This report provides the results of a detailed Level II analysis of scour potential at structure SPRICYBRIG0043 on Bridge Street crossing the Black River, Springfield, Vermont (figures 1–8). A Level II study is a basic engineering analysis of the site, including a quantitative analysis of stream stability and scour (U.S. Department of Transportation, 1993). Results of a Level I scour investigation also are included in Appendix E of this report. A Level I investigation provides a qualitative geomorphic characterization of the study site. Information on the bridge, gleaned from Vermont Agency of Transportation (VTAOT) files, was compiled prior to conducting Level I and Level II analyses and is found in Appendix D.

The site is in the New England Upland section of the New England physiographic province in southeastern Vermont. The 191-mi² drainage area is a predominantly rural and forested basin. In the vicinity of the study site, the surface cover consist of some grass, buildings, and pavement. The immediate banks are covered with trees, shrubs and brush.

In the study area, the Black River has an incised channel with a slope of approximately 0.001 ft/ft, an average channel top width of 156 ft and an average bank height of 14 ft. The channel bed material is predominantly cobbles with a median grain size (D₅₀) of 90.7 mm (0.298 ft). The geomorphic assessment at the time of the Level I and Level II site visit on September 19, 1996, indicated that the reach was stable.

The Bridge Street crossing of the Black River is a 123-foot-long, two-lane bridge consisting of one 119-foot steel-beam span (Vermont Agency of Transportation, written communication, March 30, 1995). The bridge is supported by vertical, concrete abutments with wingwalls. The channel is skewed approximately 20 degrees to the opening while the opening-skew-to-roadway is 20 degrees.

The scour protection measures at the site were type-2 stone fill (less than 36 inches diameter) along the downstream left bank and the downstream left wingwall. There was also type-1 stone fill (less than 12 inches diameter) along right abutment and the downstream right wingwall. There is a nine foot tall concrete wall along the downstream right bank to 89 feet downstream of the bridge. Additional details describing conditions at the site are included in the Level II Summary and Appendices D and E.

Scour depths and recommended rock rip-rap sizes were computed using the general guidelines described in Hydraulic Engineering Circular 18 (Richardson and others, 1995). Total scour at a highway crossing is comprised of three components: 1) long-term streambed degradation; 2) contraction scour (due to accelerated flow caused by a reduction in flow area at a bridge) and; 3) local scour (caused by accelerated flow around piers and abutments). Total scour is the sum of the three components. Equations are available to compute depths for contraction and local scour and a summary of the results of these computations follows.

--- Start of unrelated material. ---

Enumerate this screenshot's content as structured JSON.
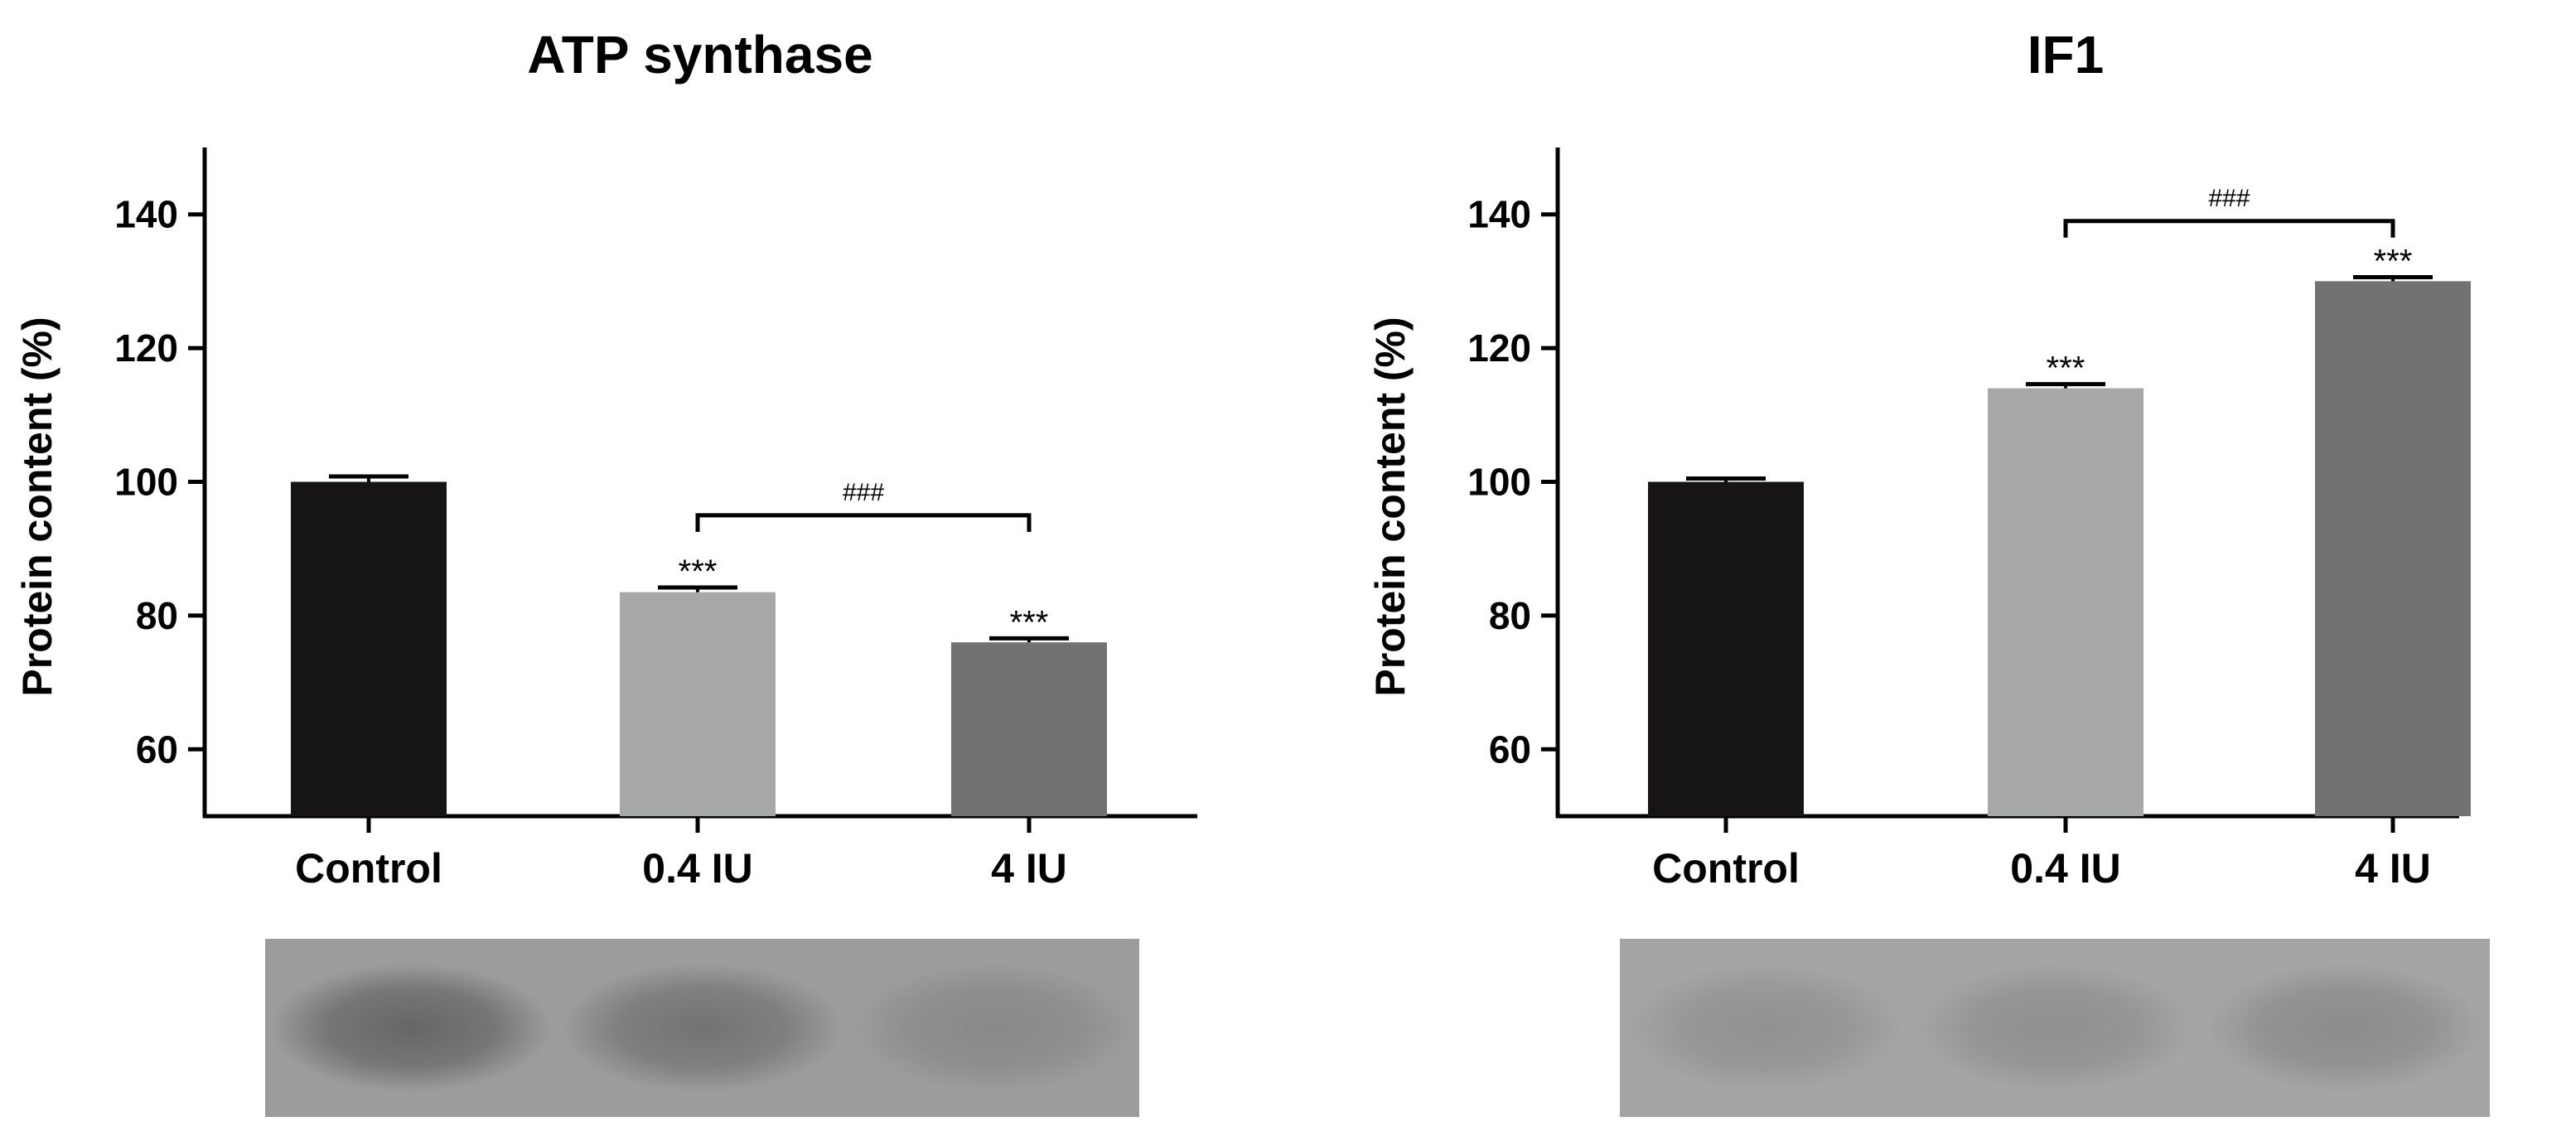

There was no computed contraction scour. Left abutment scour ranged from 9.9 to 11 ft. The worst-case left abutment scour occurred at the 100-year discharge. Right abutment scour ranged from 6.5 to 11.2 ft. The worst-case right abutment scour occurred at the 500- year discharge. Additional information on scour depths and depths to armoring are included in the section titled “Scour Results”. Scoured-streambed elevations, based on the calculated scour depths, are presented in tables 1 and 2. A cross-section of the scour computed at the bridge is presented in figure 8. Scour depths were calculated assuming an infinite depth of erosive material and a homogeneous particle-size distribution.

It is generally accepted that the Froehlich equation (abutment scour) gives “excessively conservative estimates of scour depths” (Richardson and others, 1995, p. 47). Usually, computed scour depths are evaluated in combination with other information including (but not limited to) historical performance during flood events, the geomorphic stability assessment, existing scour protection measures, and the results of the hydraulic analyses. Therefore, scour depths adopted by VTAOT may differ from the computed values documented herein.